São inúmeros estudos que indicam que criar um modelo mental positivo e grato favorece um estado mais contínuo de emoções positivas. O modelo mental da reclamação e da ingratidão, porém, instala-se mais facilmente, sem nenhum esforço. Não são necessários os tais exercícios de 21 ou de 30 dias, que se tornaram conhecidos pelo grande público. Nossa natureza límbica, associada à sobrevivência, reconhece instantaneamente as imperfeições ou ameaças e corre na frente, manifestando-se antes que a gratidão tenha chances de estar presente. Se nos entregarmos aos instintos, a reclamação predomina. Criar um modelo mental positivo requer consciência e uma certa determinação, algumas vezes, esforço.

Lembro que quando era jovem, tinha o hábito de dizer várias vezes por dia: “estou cansado”. Na época, fazia faculdade à noite e trabalhava desde cedo, dormindo talvez umas 5 horas por dia, um tempo insuficiente. No entanto, dizer várias vezes que estava cansado, apenas agravava a situação. Era uma espécie de reclamação que, com o tempo, fazia com que eu me sentisse assim, mesmo quando não havia razões físicas para tal. Alguém me fez perceber isto (em geral é o cônjuge da gente que faz isso, reclamando da nossa reclamação, como no casal acima). Demorou um tempo até que o antigo mantra fosse substituído por uma nova afirmação: “estou me sentindo bem”. Depois de um tempo, não precisei mais dele. Não passei a dormir mais, porém, estava menos cansado. 

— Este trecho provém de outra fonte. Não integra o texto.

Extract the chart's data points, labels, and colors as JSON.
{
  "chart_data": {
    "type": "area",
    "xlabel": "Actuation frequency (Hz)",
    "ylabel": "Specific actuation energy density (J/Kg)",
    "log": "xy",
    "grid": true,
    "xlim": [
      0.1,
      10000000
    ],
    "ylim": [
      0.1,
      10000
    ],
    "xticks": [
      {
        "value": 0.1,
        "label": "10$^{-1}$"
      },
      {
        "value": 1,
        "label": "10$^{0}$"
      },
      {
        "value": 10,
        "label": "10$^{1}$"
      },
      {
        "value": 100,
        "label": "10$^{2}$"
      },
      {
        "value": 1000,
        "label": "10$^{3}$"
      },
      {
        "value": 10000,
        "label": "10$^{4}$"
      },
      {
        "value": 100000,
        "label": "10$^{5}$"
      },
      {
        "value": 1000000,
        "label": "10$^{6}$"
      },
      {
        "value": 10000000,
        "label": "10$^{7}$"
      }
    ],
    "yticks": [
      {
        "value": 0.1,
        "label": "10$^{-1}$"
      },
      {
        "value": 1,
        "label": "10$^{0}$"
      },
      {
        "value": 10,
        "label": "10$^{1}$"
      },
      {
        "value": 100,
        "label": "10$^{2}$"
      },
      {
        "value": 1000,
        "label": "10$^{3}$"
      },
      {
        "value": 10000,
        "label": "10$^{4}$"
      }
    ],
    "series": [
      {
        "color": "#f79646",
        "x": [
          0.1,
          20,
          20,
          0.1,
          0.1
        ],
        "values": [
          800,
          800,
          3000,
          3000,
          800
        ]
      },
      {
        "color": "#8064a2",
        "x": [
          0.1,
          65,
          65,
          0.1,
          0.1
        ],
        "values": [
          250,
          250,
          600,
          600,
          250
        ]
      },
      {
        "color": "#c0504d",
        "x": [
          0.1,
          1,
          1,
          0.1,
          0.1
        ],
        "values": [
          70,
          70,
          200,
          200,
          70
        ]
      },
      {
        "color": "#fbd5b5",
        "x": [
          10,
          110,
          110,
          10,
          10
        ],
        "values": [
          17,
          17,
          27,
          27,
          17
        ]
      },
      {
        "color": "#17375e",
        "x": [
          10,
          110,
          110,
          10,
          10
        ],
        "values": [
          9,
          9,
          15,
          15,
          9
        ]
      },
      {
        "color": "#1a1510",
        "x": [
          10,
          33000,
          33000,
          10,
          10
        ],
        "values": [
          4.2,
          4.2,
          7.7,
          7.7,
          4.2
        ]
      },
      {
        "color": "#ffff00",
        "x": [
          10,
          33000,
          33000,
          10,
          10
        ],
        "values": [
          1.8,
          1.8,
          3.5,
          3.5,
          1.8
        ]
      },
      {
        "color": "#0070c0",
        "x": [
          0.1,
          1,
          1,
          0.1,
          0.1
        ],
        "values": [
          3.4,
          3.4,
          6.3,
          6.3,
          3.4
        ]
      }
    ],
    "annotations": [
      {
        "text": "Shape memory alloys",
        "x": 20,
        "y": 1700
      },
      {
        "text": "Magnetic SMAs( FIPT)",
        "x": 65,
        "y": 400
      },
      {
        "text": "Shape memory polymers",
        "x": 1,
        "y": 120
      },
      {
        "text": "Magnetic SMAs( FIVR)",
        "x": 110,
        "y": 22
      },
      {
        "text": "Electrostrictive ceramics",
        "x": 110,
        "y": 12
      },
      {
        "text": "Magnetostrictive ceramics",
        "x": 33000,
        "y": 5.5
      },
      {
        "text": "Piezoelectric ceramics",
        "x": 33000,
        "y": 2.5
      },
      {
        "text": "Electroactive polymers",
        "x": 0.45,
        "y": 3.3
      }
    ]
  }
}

Dificilmente eliminamos um hábito sem a substituição por um novo. As velhas conexões neurais continuam por lá e é necessário que novas sejam criadas e fortalecidas, até que se tornem realmente predominantes. Até lá, necessitam, da nossa racionalidade intencional. É um dos passos para a construção consciente da felicidade.

Há uma história antiga que ilustra os efeitos da reclamação e da gratidão. Ela envolve um cachorro preso por uma corrente a uma carroça, que segue o seu caminho na estrada. O cachorro pode seguir feliz ao lado da carroça, mas se resistir, será arrastado por ela. A metáfora se refere à maneira de seguir a natureza e lidar com os acontecimentos. Com base nesta metáfora, o filósofo antigo Cleantes de Assos afirmou: “o destino guia aqueles que o aceitam e arrasta os que o recusam”. 

O hábito da reclamação, que é alimentado por nós mesmos, não tem o poder de transformação, que requer outras forças. Também não nos faz caminhar alegremente. O que ele faz é nos arrastar, como no exemplo do cachorro, por um caminho que se torna mais difícil. Vale refletir. Estamos nutrindo o hábito da reclamação?